Plusieurs antagonistes alpha2 adrénergiques ont été essayés sur des animaux pour inverser les effets de l’amitraz. La yohimbine, un antagoniste des α2-adrénocepteurs, a empêché l’hyperglycémie, la dépression du SNC, les effets gastro-intestinaux, la bradycardie, la sédation, la perte des réflexes, l’hypothermie, l’hypotension, la bradypnée et la mydriase induits par l’amitraz . L’atipamézole, un nouvel antagoniste α2 adrénergique, a également empêché les effets de l’amitraz avec moins d’effets secondaires que la yohimbine. L’antagoniste non sélectif des récepteurs alpha-adrénergiques, la tolazoline, a empêché certains effets. L’antagoniste des récepteurs α1-adrénergiques, la prazosine, n’a pas inversé les effets de l’amitraz. L’atropine, antagoniste des récepteurs muscariniques, et la naloxone, antagoniste des récepteurs opioïdes, n’ont pas empêché les effets de l’amitraz sur le SNC.

En ce qui concerne notre patient, la prise en charge a été principalement de soutien et symptomatique avec une stabilisation initiale, une réduction de l’absorption et une surveillance des complications. Un lavage gastrique a été effectué à la présentation à l’hôpital comme méthode de décontamination gastro-intestinale. L’American Association of Poison Centers (AAPC) et l’European Association of Poison Centers and Clinical Toxicologists (EAPCCT) recommandent de ne pas recourir systématiquement au lavage gastrique et de ne l’effectuer que si les patients se présentent tôt (dans l’heure qui suit l’ingestion) et en cas d’ingestion potentiellement mortelle. Chez notre patient, la quantité et le moment de l’empoisonnement n’étaient pas clairs à l’admission. Par conséquent, après une stabilisation initiale et l’exclusion des contre-indications, nous avons effectué un lavage gastrique. Du charbon actif n’a pas été administré, même si cela aurait pu être envisagé comme décrit précédemment.

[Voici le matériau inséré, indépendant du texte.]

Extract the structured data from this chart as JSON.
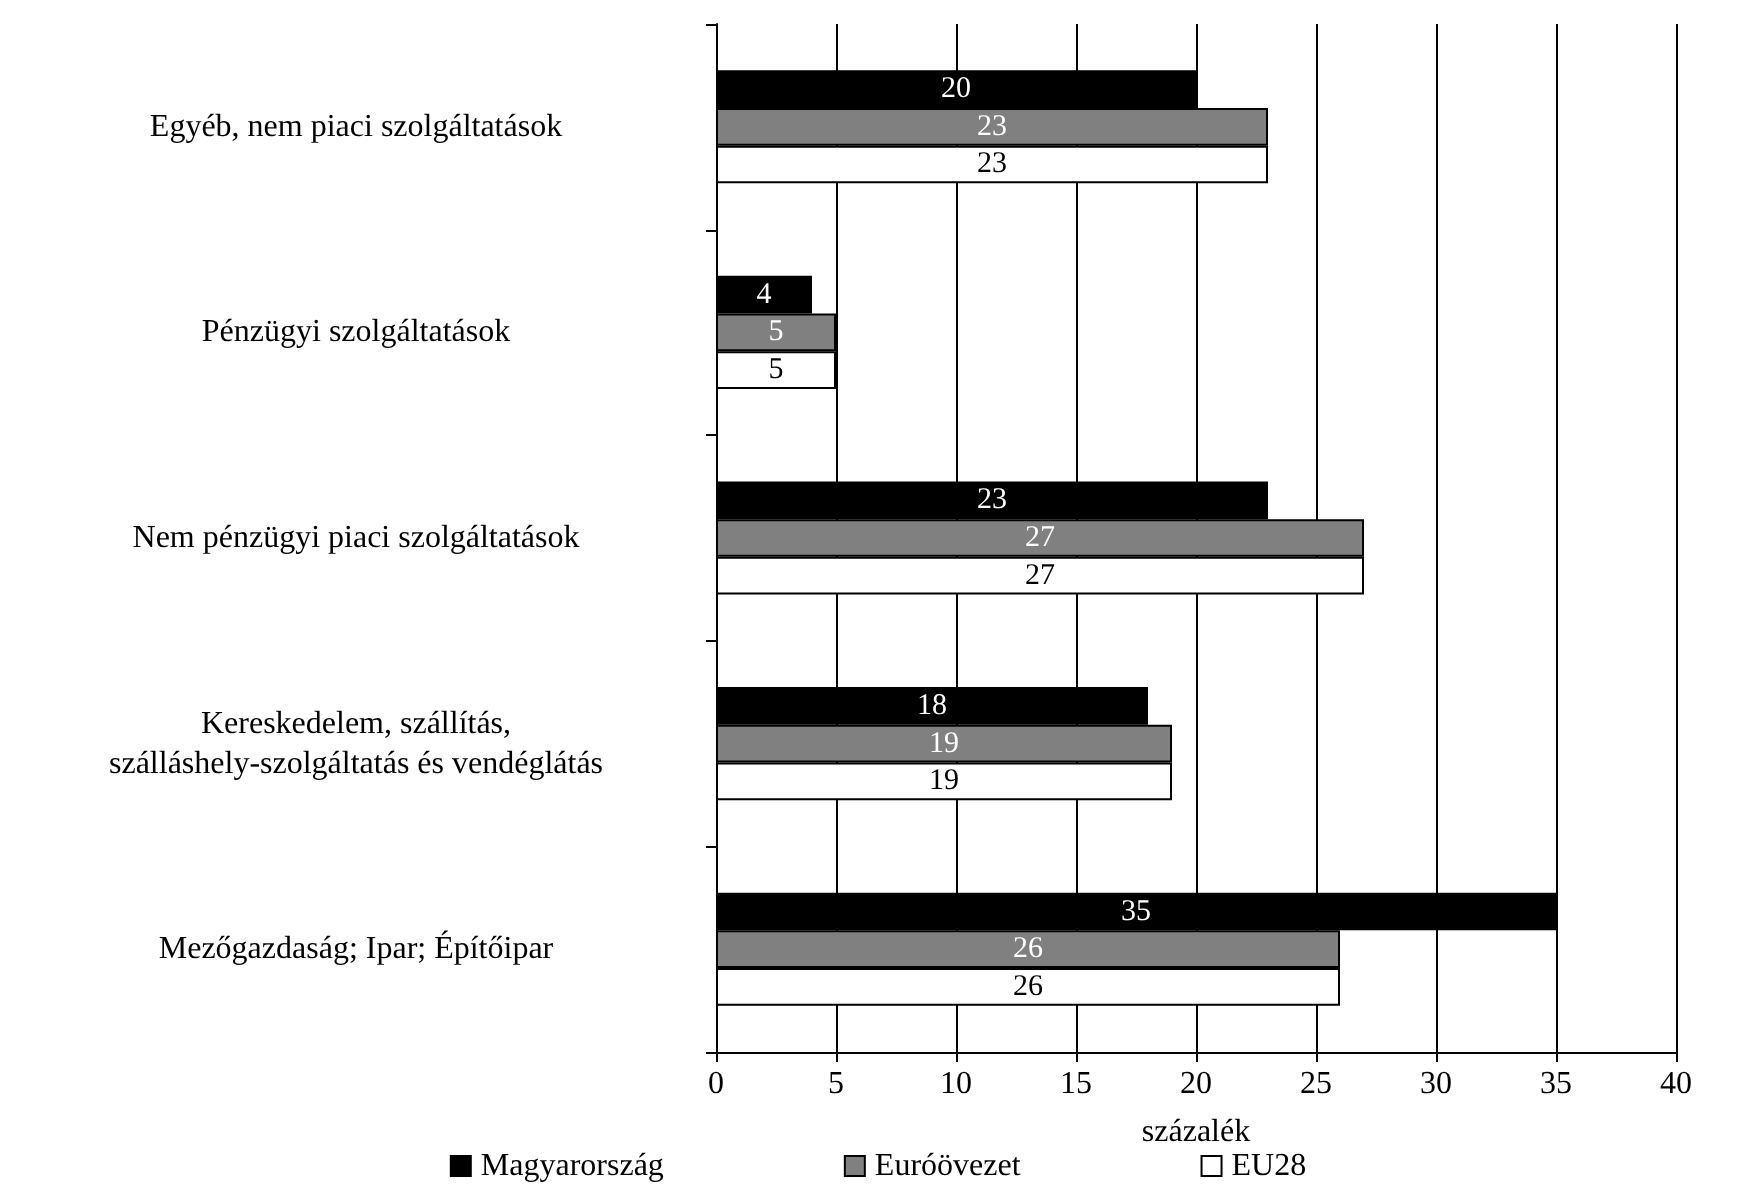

Nous recommandons également le lavage gastrique ou le charbon actif chez les patients empoisonnés à l’amitraz uniquement si une grande quantité est ingérée et si la procédure peut être effectuée dans l’heure qui suit l’ingestion après une stabilisation initiale et une protection des voies respiratoires.

Pour l’hypotension, nous avons utilisé une réanimation liquidienne intraveineuse ainsi que de la dopamine. Comme discuté ci-dessus, la dopamine avait été utilisée dans quelques rapports de cas avec succès. La dopamine est un type de catécholamine et a des effets inotropes et chronotropes. A des doses de 5-10 μg/kg/min, la dopamine stimule les récepteurs β1 adrénergiques et augmente le débit cardiaque, en augmentant la contractilité cardiaque avec des effets variables sur la fréquence cardiaque. Les doses comprises entre 2 et 5 μg/kg/min ont des effets variables sur l’hémodynamique des patients individuels, car la vasodilatation (par son action sur les récepteurs de la dopamine-1) est souvent contrebalancée par une augmentation du volume systémique, produisant un faible effet net sur la pression artérielle systémique. Étant donné qu’il n’existe que très peu de rapports de cas sur l’utilisation d’inotropes dans les cas d’empoisonnement à l’amitraz, il n’y a pas de données convaincantes pour justifier l’utilisation d’un inotrope en première intention. Par conséquent, pour contrer la bradycardie et l’hypotension causées par l’amitraz, nous suggérons d’utiliser la dopamine à des doses de 5-10 μg/kg/min comme chez notre patient. Comme l’amitraz inhibe la monoamine oxydase, la dose doit être aussi faible que possible. Nous avons donc utilisé une dose de 5 μg/kg/min. Nous n’avons pas utilisé d’atropine car le patient ne présentait pas de bradycardie symptomatique et la fréquence cardiaque était stable au-dessus de 50 battements/min.